Nei luoghi della solitudine e della miseria irrompe la toccante e necessaria Misericordia della Dante

Il titolo dell’ultimo progetto drammaturgico di Emma Dante – Misericordia appunto – più che fissare l’argomento della messinscena sembra essere una richiesta, meglio ancora un’invocazione o un’accorata raccomandazione rivolta al pubblico: Misericordia, abbiate Misericordia verso l’altrui infelicità, anche quando vi sembra attraversata da troppa rabbia e troppo rancore, che sia una misericordia laica o religiosa, non importa, ma che sia Misericordia perché – come ammonisce una sentenza di Publilio Sirio – misereri scire sine periclo est vivere (saper essere misericordiosi significa vivere senza paura).

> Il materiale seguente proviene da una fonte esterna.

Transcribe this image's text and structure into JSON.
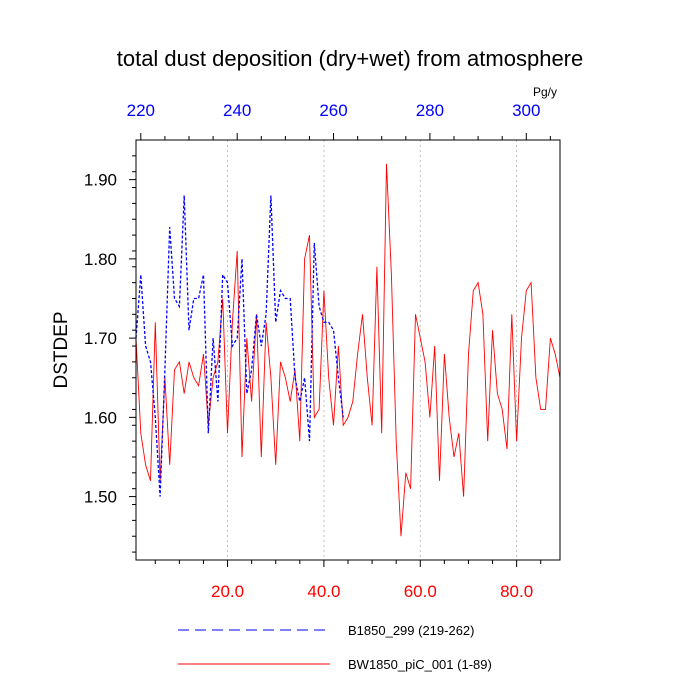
{
  "chart_data": {
    "type": "line",
    "title": "total dust deposition (dry+wet) from atmosphere",
    "ylabel": "DSTDEP",
    "units": "Pg/y",
    "bottom_axis": {
      "range": [
        1,
        89
      ],
      "ticks": [
        20,
        40,
        60,
        80
      ],
      "tick_labels": [
        "20.0",
        "40.0",
        "60.0",
        "80.0"
      ],
      "color": "#ff0000"
    },
    "top_axis": {
      "range": [
        219,
        307
      ],
      "ticks": [
        220,
        240,
        260,
        280,
        300
      ],
      "tick_labels": [
        "220",
        "240",
        "260",
        "280",
        "300"
      ],
      "color": "#0000ff"
    },
    "ylim": [
      1.42,
      1.95
    ],
    "yticks": [
      1.5,
      1.6,
      1.7,
      1.8,
      1.9
    ],
    "ytick_labels": [
      "1.50",
      "1.60",
      "1.70",
      "1.80",
      "1.90"
    ],
    "series": [
      {
        "name": "B1850_299 (219-262)",
        "axis": "top",
        "color": "#0000ff",
        "style": "dashed",
        "x": [
          219,
          220,
          221,
          222,
          223,
          224,
          225,
          226,
          227,
          228,
          229,
          230,
          231,
          232,
          233,
          234,
          235,
          236,
          237,
          238,
          239,
          240,
          241,
          242,
          243,
          244,
          245,
          246,
          247,
          248,
          249,
          250,
          251,
          252,
          253,
          254,
          255,
          256,
          257,
          258,
          259,
          260,
          261,
          262
        ],
        "values": [
          1.7,
          1.78,
          1.69,
          1.67,
          1.6,
          1.5,
          1.66,
          1.84,
          1.75,
          1.74,
          1.88,
          1.71,
          1.75,
          1.75,
          1.78,
          1.58,
          1.7,
          1.62,
          1.78,
          1.77,
          1.69,
          1.7,
          1.8,
          1.63,
          1.66,
          1.73,
          1.69,
          1.73,
          1.88,
          1.72,
          1.76,
          1.75,
          1.75,
          1.65,
          1.62,
          1.65,
          1.57,
          1.82,
          1.74,
          1.72,
          1.72,
          1.71,
          1.65,
          1.6
        ]
      },
      {
        "name": "BW1850_piC_001 (1-89)",
        "axis": "bottom",
        "color": "#ff0000",
        "style": "solid",
        "x": [
          1,
          2,
          3,
          4,
          5,
          6,
          7,
          8,
          9,
          10,
          11,
          12,
          13,
          14,
          15,
          16,
          17,
          18,
          19,
          20,
          21,
          22,
          23,
          24,
          25,
          26,
          27,
          28,
          29,
          30,
          31,
          32,
          33,
          34,
          35,
          36,
          37,
          38,
          39,
          40,
          41,
          42,
          43,
          44,
          45,
          46,
          47,
          48,
          49,
          50,
          51,
          52,
          53,
          54,
          55,
          56,
          57,
          58,
          59,
          60,
          61,
          62,
          63,
          64,
          65,
          66,
          67,
          68,
          69,
          70,
          71,
          72,
          73,
          74,
          75,
          76,
          77,
          78,
          79,
          80,
          81,
          82,
          83,
          84,
          85,
          86,
          87,
          88,
          89
        ],
        "values": [
          1.7,
          1.58,
          1.54,
          1.52,
          1.72,
          1.52,
          1.65,
          1.54,
          1.66,
          1.67,
          1.63,
          1.67,
          1.65,
          1.64,
          1.68,
          1.59,
          1.65,
          1.67,
          1.75,
          1.58,
          1.72,
          1.81,
          1.55,
          1.7,
          1.62,
          1.73,
          1.55,
          1.72,
          1.65,
          1.54,
          1.67,
          1.65,
          1.62,
          1.66,
          1.57,
          1.8,
          1.83,
          1.6,
          1.61,
          1.76,
          1.65,
          1.59,
          1.69,
          1.59,
          1.6,
          1.62,
          1.68,
          1.73,
          1.65,
          1.59,
          1.79,
          1.58,
          1.92,
          1.78,
          1.57,
          1.45,
          1.53,
          1.51,
          1.73,
          1.7,
          1.67,
          1.6,
          1.69,
          1.52,
          1.68,
          1.6,
          1.55,
          1.58,
          1.5,
          1.68,
          1.76,
          1.77,
          1.73,
          1.57,
          1.71,
          1.63,
          1.61,
          1.56,
          1.73,
          1.57,
          1.7,
          1.76,
          1.77,
          1.65,
          1.61,
          1.61,
          1.7,
          1.68,
          1.65
        ]
      }
    ]
  }
}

Emma Dante, con Misericordia, recupera la sua cifra stilistica identitaria, quella che l’ha resa celebre per lavori d’ineguagliabile intensità drammatica come mPalermu, Vita Mia, o Mischelle di Sant’Oliva, lavori caratterizzati da una gestualità attoriale ossessiva e compulsiva, da un ritmo incalzante e sfrenato e da una dimensione allucinata e stravolta in grado di trasfigurare gli stessi interpreti in creature animalesche, libere e imprevedibili, come fossero grumi di carne e sangue, palpitanti di istinti e vibranti d’emozioni.

Il dramma che fa da cardine alla messinscena attinge l’esistenza di quattro creature fragilissime e marginali che conducono una vita difficile e precaria, creature che conoscono la violenza e la privazione ma che – a loro modo – conoscono anche l’amore, quello vero, un amore logorato e consumato dalla miseria, dagli stenti, dal senso d’impotenza e dalla solitudine.

Anna, Nuzza e Bettina, interpretate dalle bravissime Italia Carroccio, Manuela Lo Sicco e Leonarda Saffi, sono tre donne che di giorno confezionano sciallette e di notte si vendono ai passanti ma sono soprattutto tre madri, non madri di sangue – ché si sa il sangue non rende necessariamente genitori – ma madri nel senso più autentico del termine perché, alla morte di Lucia, vittima della violenza maschile dell’uomo di cui portava in grembo il figlio, si sono fatte carico di tirar su il piccolo Arturo, con l’amore e l’abnegazione di una madre nonostante Arturo – interpretato da un eccezionale Simone Zambelli – sia un bambino ipercinetico e problematico, difficile da gestire e impossibile da contenere.

In tempi come quelli che stiamo vivendo, in cui le posizioni espresse dalla politica, almeno dagli esponenti dell’attuale maggioranza, sembrerebbero orientate a non riconoscere altra maternità che quella di sangue e altra famiglia che quella tradizionale, tempi in cui, tra l’altro, i casi di violenza contro le donne si intrecciano con le attuali contingenze storiche, contingenze in cui le donne, e le famiglie più in generale, vivono situazioni di criticità economica e materiale sempre più gravi e dolorose, Misericordia di Emma Dante ci comunica in maniera vivida e bruciante la condivisibile urgenza di un approccio più comprensivo e compassionevole verso il prossimo, più empatico e autentico, l’approccio di chi riconosce l’altrui umanità in nulla differente dalla propria secondo la lezione terenziana: Homo sum, humani nihil a me alienum puto (Sono un essere umano, niente di ciò ch’è umano ritengo estraneo a me).